Decorative Protection

Los Angeles | April 6 2013
Press: In The Make




In Decorative Protection, Bari Ziperstein collapses the female figure by creating connections between the urban environment and decoration, while simultaneously wishing to protect and exalt the role of decoration, in both the arts and society at large. Ziperstein examines how simple objects such as fences and iron window bars relate to the role of the female form in society -- how such objects are designed to seduce and repel, arm and disarm.  Ziperstein’s totemic ceramic sculptures and photographs are inspired by an '80s magazine ad for wrought iron window bars. The advertisement, which affirms “not prison looking bars,” navigates the uneasy relationship between domestic security while maintaining a facade of looking pretty.  Through form, decoration and outer displays and appearances, the artist examines how the shadow side of the female psyche is asserted.
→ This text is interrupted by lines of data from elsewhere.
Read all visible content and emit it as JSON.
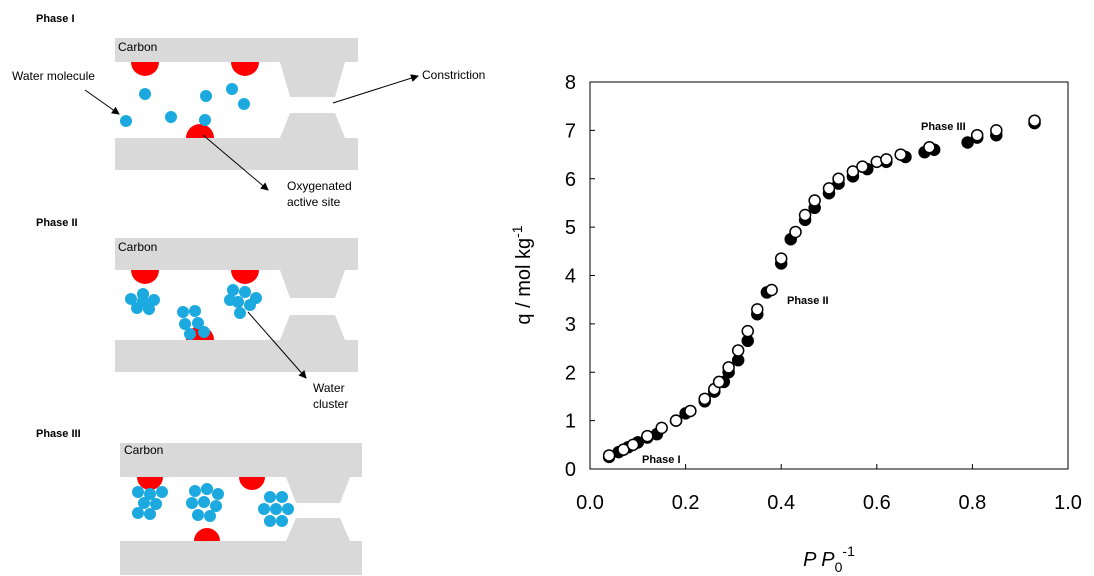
{
  "diagram": {
    "panels": [
      {
        "title": "Phase I",
        "material": "Carbon",
        "labels": [
          "Water molecule",
          "Constriction",
          "Oxygenated",
          "active site"
        ]
      },
      {
        "title": "Phase II",
        "material": "Carbon",
        "labels": [
          "Water",
          "cluster"
        ]
      },
      {
        "title": "Phase III",
        "material": "Carbon",
        "labels": []
      }
    ]
  },
  "chart_data": {
    "type": "scatter",
    "ylabel": {
      "text": "q / mol kg",
      "sup": "-1"
    },
    "xlabel": {
      "base": "P P",
      "sub": "0",
      "sup": "-1"
    },
    "annotations": [
      "Phase I",
      "Phase II",
      "Phase III"
    ],
    "xlim": [
      0,
      1
    ],
    "xticks": [
      {
        "value": 0,
        "label": "0.0"
      },
      0.2,
      0.4,
      0.6,
      0.8,
      {
        "value": 1,
        "label": "1.0"
      }
    ],
    "ylim": [
      0,
      8
    ],
    "yticks": [
      0,
      1,
      2,
      3,
      4,
      5,
      6,
      7,
      8
    ],
    "series": [
      {
        "color": "#000000",
        "x": [
          0.04,
          0.06,
          0.08,
          0.1,
          0.12,
          0.14,
          0.18,
          0.2,
          0.24,
          0.26,
          0.28,
          0.29,
          0.31,
          0.33,
          0.35,
          0.37,
          0.4,
          0.42,
          0.45,
          0.47,
          0.5,
          0.52,
          0.55,
          0.58,
          0.62,
          0.66,
          0.7,
          0.72,
          0.79,
          0.81,
          0.85,
          0.93
        ],
        "values": [
          0.25,
          0.35,
          0.45,
          0.55,
          0.65,
          0.72,
          1.0,
          1.15,
          1.4,
          1.6,
          1.8,
          2.0,
          2.25,
          2.65,
          3.2,
          3.65,
          4.25,
          4.75,
          5.15,
          5.4,
          5.7,
          5.9,
          6.05,
          6.2,
          6.35,
          6.45,
          6.55,
          6.6,
          6.75,
          6.85,
          6.9,
          7.15
        ]
      },
      {
        "color": "#ffffff",
        "x": [
          0.04,
          0.07,
          0.09,
          0.12,
          0.15,
          0.18,
          0.21,
          0.24,
          0.26,
          0.27,
          0.29,
          0.31,
          0.33,
          0.35,
          0.38,
          0.4,
          0.43,
          0.45,
          0.47,
          0.5,
          0.52,
          0.55,
          0.57,
          0.6,
          0.62,
          0.65,
          0.71,
          0.81,
          0.85,
          0.93
        ],
        "values": [
          0.28,
          0.4,
          0.5,
          0.68,
          0.85,
          1.0,
          1.2,
          1.45,
          1.65,
          1.8,
          2.1,
          2.45,
          2.85,
          3.3,
          3.7,
          4.35,
          4.9,
          5.25,
          5.55,
          5.8,
          6.0,
          6.15,
          6.25,
          6.35,
          6.4,
          6.5,
          6.65,
          6.9,
          7.0,
          7.2
        ]
      }
    ]
  }
}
The human scale sculptures in Decorative Protection  are suggestive of historic wooden totem poles, which were erected to represent the protective spirits of ancestors, record history, oral traditions and marks the boundaries of a village.  Historically the depicted totem animals (here replaced by figurative ladies) reveal supernatural animals or animal-human combinations, which can shape shift between human and animal worlds. This fragmented surrealism in Ziperstein’s sculptures allows a new mythic figure to emerge that has adapted and marks a new territory in our urban environment.